Teaching Science via Skype: Low-Cost Science Experiment

teaching low-cost science

I have been an advocate of low-cost science for many years. Mostly, this has been a matter of necessity rather than preference since very few of the schools I’ve taught in have had the budget to purchase off the shelf science equipment for students to use. Science equipment can be ridiculously expensive, far beyond the reach of budget conscious schools and parents.

In almost 30 years of professional education, my students and I have built far more science equipment than I’ve purchased. Not only has this saved many thousands of dollars, but the students learn as much by building their equipment as they do using it. My work with low-cost science has allowed me to work with teachers and students from around the globe, mostly through sharing lesson plans and equipment designs with anyone who wanted them. Yesterday, I took the next logical step – I actually helped teach a lesson to a classroom full of teachers in Bangladesh via Skype.

My colleague is Mr. Rezaul Karim, laboratory instructor at the Bangladesh Teachers’ Training College in the city of Rangpur, Bangladesh. Mr. Karim and I have collaborated on experimental designs and activities before, but this time we wanted to try something more: science by telepresence! We worked together to design a low-cost device that allows the student to separate tap water into hydrogen and oxygen gas using only a 9V battery, two test tubes, and some plastic from a 2-liter bottle. The original design we had tried suffered from poor gas production and other problems. Working together by exchanging photos and messages on Facebook, as well as documents by email, we managed to perfect a device that was simple to build and operate, and would cost less than $2 (most of the cost is in the battery!).
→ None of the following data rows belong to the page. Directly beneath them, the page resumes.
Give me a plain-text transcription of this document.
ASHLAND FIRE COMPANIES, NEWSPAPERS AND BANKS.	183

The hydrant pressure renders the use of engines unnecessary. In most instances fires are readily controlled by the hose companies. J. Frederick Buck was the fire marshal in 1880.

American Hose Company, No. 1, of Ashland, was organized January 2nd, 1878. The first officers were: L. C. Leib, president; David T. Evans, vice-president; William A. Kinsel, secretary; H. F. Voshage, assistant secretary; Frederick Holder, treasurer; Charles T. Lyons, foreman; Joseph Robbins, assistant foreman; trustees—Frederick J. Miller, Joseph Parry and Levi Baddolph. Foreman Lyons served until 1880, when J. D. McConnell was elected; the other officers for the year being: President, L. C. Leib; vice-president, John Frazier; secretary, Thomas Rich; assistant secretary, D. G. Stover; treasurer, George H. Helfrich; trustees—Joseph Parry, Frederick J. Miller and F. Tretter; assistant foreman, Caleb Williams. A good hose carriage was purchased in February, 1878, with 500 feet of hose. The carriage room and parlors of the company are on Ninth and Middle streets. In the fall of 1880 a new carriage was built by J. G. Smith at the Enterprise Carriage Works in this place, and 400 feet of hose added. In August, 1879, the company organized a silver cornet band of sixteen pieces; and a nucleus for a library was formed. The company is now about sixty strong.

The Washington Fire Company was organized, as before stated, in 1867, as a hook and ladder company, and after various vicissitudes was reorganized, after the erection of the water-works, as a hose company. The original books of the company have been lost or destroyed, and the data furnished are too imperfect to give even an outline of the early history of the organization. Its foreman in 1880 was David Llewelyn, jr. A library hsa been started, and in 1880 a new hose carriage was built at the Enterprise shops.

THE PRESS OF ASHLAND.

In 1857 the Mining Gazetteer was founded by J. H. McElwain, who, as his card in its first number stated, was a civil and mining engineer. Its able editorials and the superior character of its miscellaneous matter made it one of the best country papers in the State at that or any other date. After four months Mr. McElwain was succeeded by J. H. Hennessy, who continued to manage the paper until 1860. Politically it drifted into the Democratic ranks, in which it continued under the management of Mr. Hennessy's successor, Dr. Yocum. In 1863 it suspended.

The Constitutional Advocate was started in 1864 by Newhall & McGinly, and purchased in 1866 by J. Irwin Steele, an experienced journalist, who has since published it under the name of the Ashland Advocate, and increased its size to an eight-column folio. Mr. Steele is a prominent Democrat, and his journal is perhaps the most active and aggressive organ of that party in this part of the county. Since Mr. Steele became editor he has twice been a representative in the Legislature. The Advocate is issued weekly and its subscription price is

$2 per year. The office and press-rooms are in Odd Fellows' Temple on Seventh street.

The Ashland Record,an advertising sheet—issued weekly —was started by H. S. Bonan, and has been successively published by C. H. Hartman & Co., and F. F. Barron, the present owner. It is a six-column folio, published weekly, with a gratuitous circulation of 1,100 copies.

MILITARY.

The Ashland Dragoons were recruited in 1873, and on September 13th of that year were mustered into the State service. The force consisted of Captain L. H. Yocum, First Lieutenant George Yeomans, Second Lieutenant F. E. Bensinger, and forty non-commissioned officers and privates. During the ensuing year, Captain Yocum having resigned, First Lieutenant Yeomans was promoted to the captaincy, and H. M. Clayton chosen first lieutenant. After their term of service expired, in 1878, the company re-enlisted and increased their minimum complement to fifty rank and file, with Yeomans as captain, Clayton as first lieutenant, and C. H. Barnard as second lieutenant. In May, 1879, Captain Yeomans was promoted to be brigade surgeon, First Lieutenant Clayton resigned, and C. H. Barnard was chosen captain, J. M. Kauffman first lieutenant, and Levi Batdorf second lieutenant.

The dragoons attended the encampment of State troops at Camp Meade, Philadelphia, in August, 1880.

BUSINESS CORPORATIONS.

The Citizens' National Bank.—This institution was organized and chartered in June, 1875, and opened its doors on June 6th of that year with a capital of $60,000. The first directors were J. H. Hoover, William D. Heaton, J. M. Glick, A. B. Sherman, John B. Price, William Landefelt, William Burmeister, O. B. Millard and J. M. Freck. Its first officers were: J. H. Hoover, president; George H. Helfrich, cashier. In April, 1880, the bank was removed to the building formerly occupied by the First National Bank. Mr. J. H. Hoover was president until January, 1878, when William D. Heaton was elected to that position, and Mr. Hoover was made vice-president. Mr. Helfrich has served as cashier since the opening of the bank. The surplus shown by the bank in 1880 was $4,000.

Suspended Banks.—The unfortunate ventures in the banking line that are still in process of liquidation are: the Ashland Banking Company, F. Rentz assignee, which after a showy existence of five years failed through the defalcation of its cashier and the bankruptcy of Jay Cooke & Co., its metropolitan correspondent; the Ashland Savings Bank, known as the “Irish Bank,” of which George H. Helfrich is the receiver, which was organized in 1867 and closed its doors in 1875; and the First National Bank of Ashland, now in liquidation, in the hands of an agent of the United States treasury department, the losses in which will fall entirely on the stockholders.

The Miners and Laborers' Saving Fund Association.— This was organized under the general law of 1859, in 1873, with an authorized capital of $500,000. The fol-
Working at my school, (Tahquitz High School in Hemet, California) I was able to shoot a short video showing the device’s construction and operation. That video was then sent on to the Teachers’ Training College in Rangpur so that the students could view it before the lesson. Unfortunately, problems with downloading the video prevented that, so Mr. Karim and I decided to go ahead with the lesson without the video.

After introducing myself to the students, I was able to demonstrate how the device was constructed, and Mr. Karim took the young teachers through the process of building an apparatus for themselves. There was really very little issue with the language barrier. I was able to speak to the students in English, and Mr. Karim translated for those whose English skills were more limited. The students were able to construct the device with Mr. Karim’s help, and then they tested it as we spoke over Skype.

The students were very excited to have a visiting professor in their class, having a guest from overseas added some extra spice to the daily lesson! They were very excited to see the experiment in action, and to observe that the famous H2O formula for water had a very physical basis in fact! The experiment produces twice as much hydrogen gas as oxygen gas, showing the practical reality of the 2:1 ratio in the formula.

After the lesson, we had a question and answer session. Some of the students asked technical questions, but others asked questions about teaching and specifically about teaching in America. One student asked: “We all know that America is a very rich country; why do you have an interest in low-cost science? Doesn’t the American government provide everything that you need to do your job?” The students were surprised with the answer.

Although America is a very wealthy country and our standard of living is much higher than in rural Bangladesh, the government does not provide everything that we need. I explained that most teachers in the United States purchased many of the supplies that they need for class from out of their own wages, and that classroom educational funding is often squeezed out, leaving the teacher without needed supplies. I also explained that many American parents school their children at home; and for these parents, low-cost science can make the difference between a good laboratory science experience, and no practical science at all.

Ultimately, low-cost science is a matter of social justice. Having the know-how to perform low-cost science experiments can make the difference between great science education and no science education in schools and homes around the world. In a 21st century world that is increasingly science dependent, hands-on science education in every home and school is a key component of educational and economic success.